Like most students at this school, I’m an addict.

Drug of choice: caffeine.

Recognizing the signs of withdrawal one afternoon (the shakes, blurred vision, foaming at the mouth … wait, that might be rabies), I decided to head to Starbucks for a hit.

(I know, I support the evil corporate conglomerate. Send hate e-mail to: jacob.leibenluft@yale.edu.)

I managed to stumble through the excruciatingly heavy glass door, narrowly avoiding a collision with surly grad students wielding Macs and Chai, and dragged myself to the counter, practically catatonic with need.

“Tall … soy … latte,” I croaked.

I heard a snicker.

I turned around, suddenly snapping out of my Courtney Love-esque haze.

The pseudo-hipster listening to his iPod behind me (I checked his screen — Gwen Stefani — poser) murmured a derisive, “Soy …” and rolled his eyes at me.

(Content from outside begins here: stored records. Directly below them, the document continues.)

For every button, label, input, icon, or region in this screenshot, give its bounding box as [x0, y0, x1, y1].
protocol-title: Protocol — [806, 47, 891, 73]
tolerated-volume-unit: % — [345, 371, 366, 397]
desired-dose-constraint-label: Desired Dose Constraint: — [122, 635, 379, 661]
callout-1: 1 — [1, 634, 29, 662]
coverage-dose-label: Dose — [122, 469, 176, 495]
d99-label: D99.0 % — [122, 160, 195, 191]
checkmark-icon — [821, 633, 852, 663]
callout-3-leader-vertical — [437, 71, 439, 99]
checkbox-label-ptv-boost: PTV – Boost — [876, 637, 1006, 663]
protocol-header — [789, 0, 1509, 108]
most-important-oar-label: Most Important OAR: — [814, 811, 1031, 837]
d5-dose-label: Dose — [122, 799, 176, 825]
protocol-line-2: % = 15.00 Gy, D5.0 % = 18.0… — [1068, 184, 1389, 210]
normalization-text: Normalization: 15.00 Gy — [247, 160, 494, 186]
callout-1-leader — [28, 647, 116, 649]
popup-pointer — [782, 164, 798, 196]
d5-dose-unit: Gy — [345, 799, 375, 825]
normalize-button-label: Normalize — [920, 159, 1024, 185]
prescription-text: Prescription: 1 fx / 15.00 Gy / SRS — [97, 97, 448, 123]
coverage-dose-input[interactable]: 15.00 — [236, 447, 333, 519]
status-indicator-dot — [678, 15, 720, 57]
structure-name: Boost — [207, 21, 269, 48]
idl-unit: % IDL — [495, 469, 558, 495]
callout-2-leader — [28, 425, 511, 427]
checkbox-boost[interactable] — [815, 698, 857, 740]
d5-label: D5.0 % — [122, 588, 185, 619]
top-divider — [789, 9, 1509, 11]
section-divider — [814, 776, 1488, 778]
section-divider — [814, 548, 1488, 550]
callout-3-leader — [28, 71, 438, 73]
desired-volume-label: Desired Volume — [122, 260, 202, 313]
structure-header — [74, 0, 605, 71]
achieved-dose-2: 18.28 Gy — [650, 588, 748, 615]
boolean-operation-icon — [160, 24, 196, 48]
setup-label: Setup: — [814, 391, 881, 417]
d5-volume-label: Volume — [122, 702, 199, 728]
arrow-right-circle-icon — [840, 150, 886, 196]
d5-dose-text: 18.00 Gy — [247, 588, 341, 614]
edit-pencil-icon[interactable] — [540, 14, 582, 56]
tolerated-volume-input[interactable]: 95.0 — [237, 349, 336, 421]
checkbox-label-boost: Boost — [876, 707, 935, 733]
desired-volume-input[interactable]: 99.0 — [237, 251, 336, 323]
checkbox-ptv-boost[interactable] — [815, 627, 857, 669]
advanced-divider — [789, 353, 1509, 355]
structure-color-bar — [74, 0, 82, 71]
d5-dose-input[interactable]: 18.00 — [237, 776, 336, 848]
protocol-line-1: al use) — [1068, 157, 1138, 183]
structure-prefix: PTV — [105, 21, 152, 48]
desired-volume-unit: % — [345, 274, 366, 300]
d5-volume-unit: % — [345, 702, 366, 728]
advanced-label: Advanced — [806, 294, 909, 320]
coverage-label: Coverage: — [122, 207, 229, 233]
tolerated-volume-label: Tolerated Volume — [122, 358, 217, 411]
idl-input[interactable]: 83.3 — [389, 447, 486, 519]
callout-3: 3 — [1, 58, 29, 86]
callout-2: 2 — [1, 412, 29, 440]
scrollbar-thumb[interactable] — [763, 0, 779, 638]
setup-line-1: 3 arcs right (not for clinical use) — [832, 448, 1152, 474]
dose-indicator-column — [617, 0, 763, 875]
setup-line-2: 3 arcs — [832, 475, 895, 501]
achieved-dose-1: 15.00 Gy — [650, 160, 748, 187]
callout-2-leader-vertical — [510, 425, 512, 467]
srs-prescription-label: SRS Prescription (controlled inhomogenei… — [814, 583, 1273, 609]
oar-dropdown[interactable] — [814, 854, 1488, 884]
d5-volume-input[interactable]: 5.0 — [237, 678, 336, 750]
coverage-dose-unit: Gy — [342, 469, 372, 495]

To my astonishment, the cashier behind the counter locked eyes with my Converse-clad hater and echoed his snicker, repeating my order to the barista with such derision as to emphasize its “high-maintenance” lack of lactose.

Wait … a … minute.

“I’m not that girl!” I wanted to scream at both of them, “Stop judging me!”

You know which girl I’m talking about — the “soy” girl. The girl who eats stuff that looks semi-normal except that the consistency is weird and it’s made with impossible-to-pronounce ingredients that smell funny. The girl who took a semester off of school to chain herself to an oil rig in Alaska to prevent companies from drilling and destroying the Arctic habitat. The girl who has her hair in dreads to conserve water and also because it’s hard to find shampoo that doesn’t test on furry little bunnies.

I’m not that girl.

I wanted to rip the Starbucks apron and the Z. Cavariccis right off my judges and tell them exactly what was up with my soy choice: Maybe it has nothing to do with my politics at all.

Maybe it’s about phlegm production. Did you know that dairy = mucus factory?

Maybe I had chronic sinus infections for eight horrible months, known as my “Anne Frank” period because of my inability to leave my room and because my friends identified me from several hundred yards away by my hacking cough, a condition only recently rectified by massive bloody surgery and thus dairy = mucus factory = death!

If I had said all of that, I know I would have rocked out of Starbucks triumphant, soy latte held high.

Instead, I’m writing it here, rendering myself dateless for the next six months. Did I mention I’m kidding about the phlegm? Heh heh …*cough*.

But then I got to thinking: I’m not the “soy” girl. But I have a lot of respect for her: anyone with that kind of commitment and passion is doing something right.

And I realized, if I don’t like being judged, then I shouldn’t do it.

Except for beauty contestants on TV.

This occurred to me as I walked through Commons a few weeks ago and was semi-assaulted by a woman wearing a large poster of mammary glands and yelling, “Ask me about my breasts!”

“What a complete psycho,” I thought to myself. “Who screams about their boobs?”

But then I remembered not to judge — at least not yet.

It turns out that she was just passing out some information about breast self-exams, which are important in detecting breast cancer in women and are rarely done correctly.

I felt like a boob.

Then she offered to “give me a demonstration,” and that was going a little too far.

Because I’m not that girl either.

Susan Posluszny is ‘that girl’ who you can take home to meet your parents.